Reviewing Changes and Undoing Mistakes

An agent will sometimes do the wrong thing confidently. That is fine and expected. What separates a calm builder from a frustrated one is having a clean way to review what changed and a reliable undo button. That undo button is version control, and you do not need to be an expert to use it.

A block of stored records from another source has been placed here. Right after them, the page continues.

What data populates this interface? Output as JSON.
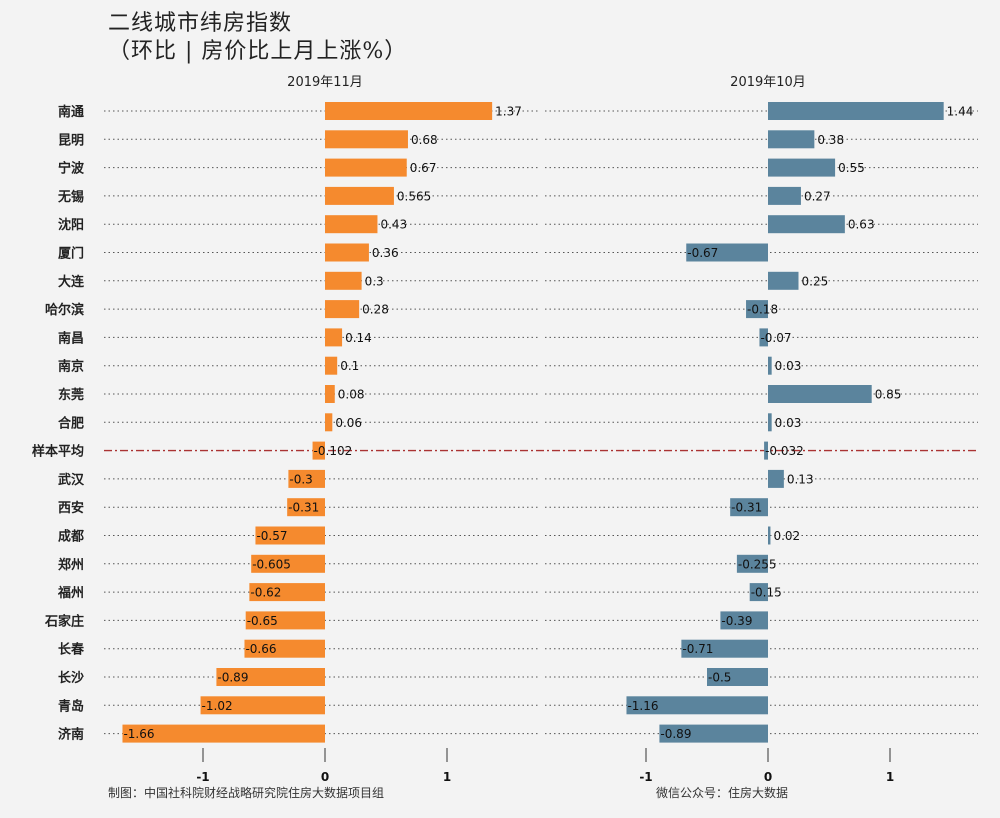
{
  "title_line1": "二线城市纬房指数",
  "title_line2": "（环比 | 房价比上月上涨%）",
  "footer_left": "制图：中国社科院财经战略研究院住房大数据项目组",
  "footer_right": "微信公众号：住房大数据",
  "colors": {
    "nov_bar": "#f58a2e",
    "oct_bar": "#5b849d",
    "average_line": "#a33333",
    "background": "#f3f3f3"
  },
  "chart_data": [
    {
      "type": "bar",
      "orientation": "horizontal",
      "title": "2019年11月",
      "categories": [
        "南通",
        "昆明",
        "宁波",
        "无锡",
        "沈阳",
        "厦门",
        "大连",
        "哈尔滨",
        "南昌",
        "南京",
        "东莞",
        "合肥",
        "样本平均",
        "武汉",
        "西安",
        "成都",
        "郑州",
        "福州",
        "石家庄",
        "长春",
        "长沙",
        "青岛",
        "济南"
      ],
      "values": [
        1.37,
        0.68,
        0.67,
        0.565,
        0.43,
        0.36,
        0.3,
        0.28,
        0.14,
        0.1,
        0.08,
        0.06,
        -0.102,
        -0.3,
        -0.31,
        -0.57,
        -0.605,
        -0.62,
        -0.65,
        -0.66,
        -0.89,
        -1.02,
        -1.66
      ],
      "value_labels": [
        "1.37",
        "0.68",
        "0.67",
        "0.565",
        "0.43",
        "0.36",
        "0.3",
        "0.28",
        "0.14",
        "0.1",
        "0.08",
        "0.06",
        "-0.102",
        "-0.3",
        "-0.31",
        "-0.57",
        "-0.605",
        "-0.62",
        "-0.65",
        "-0.66",
        "-0.89",
        "-1.02",
        "-1.66"
      ],
      "xticks": [
        -1,
        0,
        1
      ],
      "xlim": [
        -1.8,
        1.5
      ],
      "highlight_category": "样本平均"
    },
    {
      "type": "bar",
      "orientation": "horizontal",
      "title": "2019年10月",
      "categories": [
        "南通",
        "昆明",
        "宁波",
        "无锡",
        "沈阳",
        "厦门",
        "大连",
        "哈尔滨",
        "南昌",
        "南京",
        "东莞",
        "合肥",
        "样本平均",
        "武汉",
        "西安",
        "成都",
        "郑州",
        "福州",
        "石家庄",
        "长春",
        "长沙",
        "青岛",
        "济南"
      ],
      "values": [
        1.44,
        0.38,
        0.55,
        0.27,
        0.63,
        -0.67,
        0.25,
        -0.18,
        -0.07,
        0.03,
        0.85,
        0.03,
        -0.032,
        0.13,
        -0.31,
        0.02,
        -0.255,
        -0.15,
        -0.39,
        -0.71,
        -0.5,
        -1.16,
        -0.89
      ],
      "value_labels": [
        "1.44",
        "0.38",
        "0.55",
        "0.27",
        "0.63",
        "-0.67",
        "0.25",
        "-0.18",
        "-0.07",
        "0.03",
        "0.85",
        "0.03",
        "-0.032",
        "0.13",
        "-0.31",
        "0.02",
        "-0.255",
        "-0.15",
        "-0.39",
        "-0.71",
        "-0.5",
        "-1.16",
        "-0.89"
      ],
      "xticks": [
        -1,
        0,
        1
      ],
      "xlim": [
        -1.3,
        1.7
      ],
      "highlight_category": "样本平均"
    }
  ]
}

Step 1: Put your project under Git

Git takes snapshots of your project so you can always return to a known-good state. Let the agent set it up for you, then commit once everything works.

zsh - todo-app
# start tracking the project
$git init
Initialized empty Git repository
# save a snapshot once it works
$git add -A && git commit -m "working to-do list"
1 file changed, 84 insertions(+)
$

Step 2: Read every diff before you trust it

Before committing, look at what the agent changed. Green lines were added, red lines were removed. You are checking for surprises: deleted code you wanted, a renamed file, a stray dependency.

git diff index.html
  <button class="add">Add</button>
- <button class="del">x</button>
+ <button class="del danger">Delete</button>

Step 3: Undo cleanly when it goes wrong

If the agent breaks something and you have not committed yet, you can throw away the changes and return to your last snapshot. This is your safety net, so commit often.

zsh - todo-app
# discard all uncommitted changes
$git restore .
Reverted to last commit. Crisis averted.
$
Commit before big asks
Before you tell the agent to do something large or risky, make a commit first. A clean snapshot means you can experiment freely and roll back in one command if it goes sideways.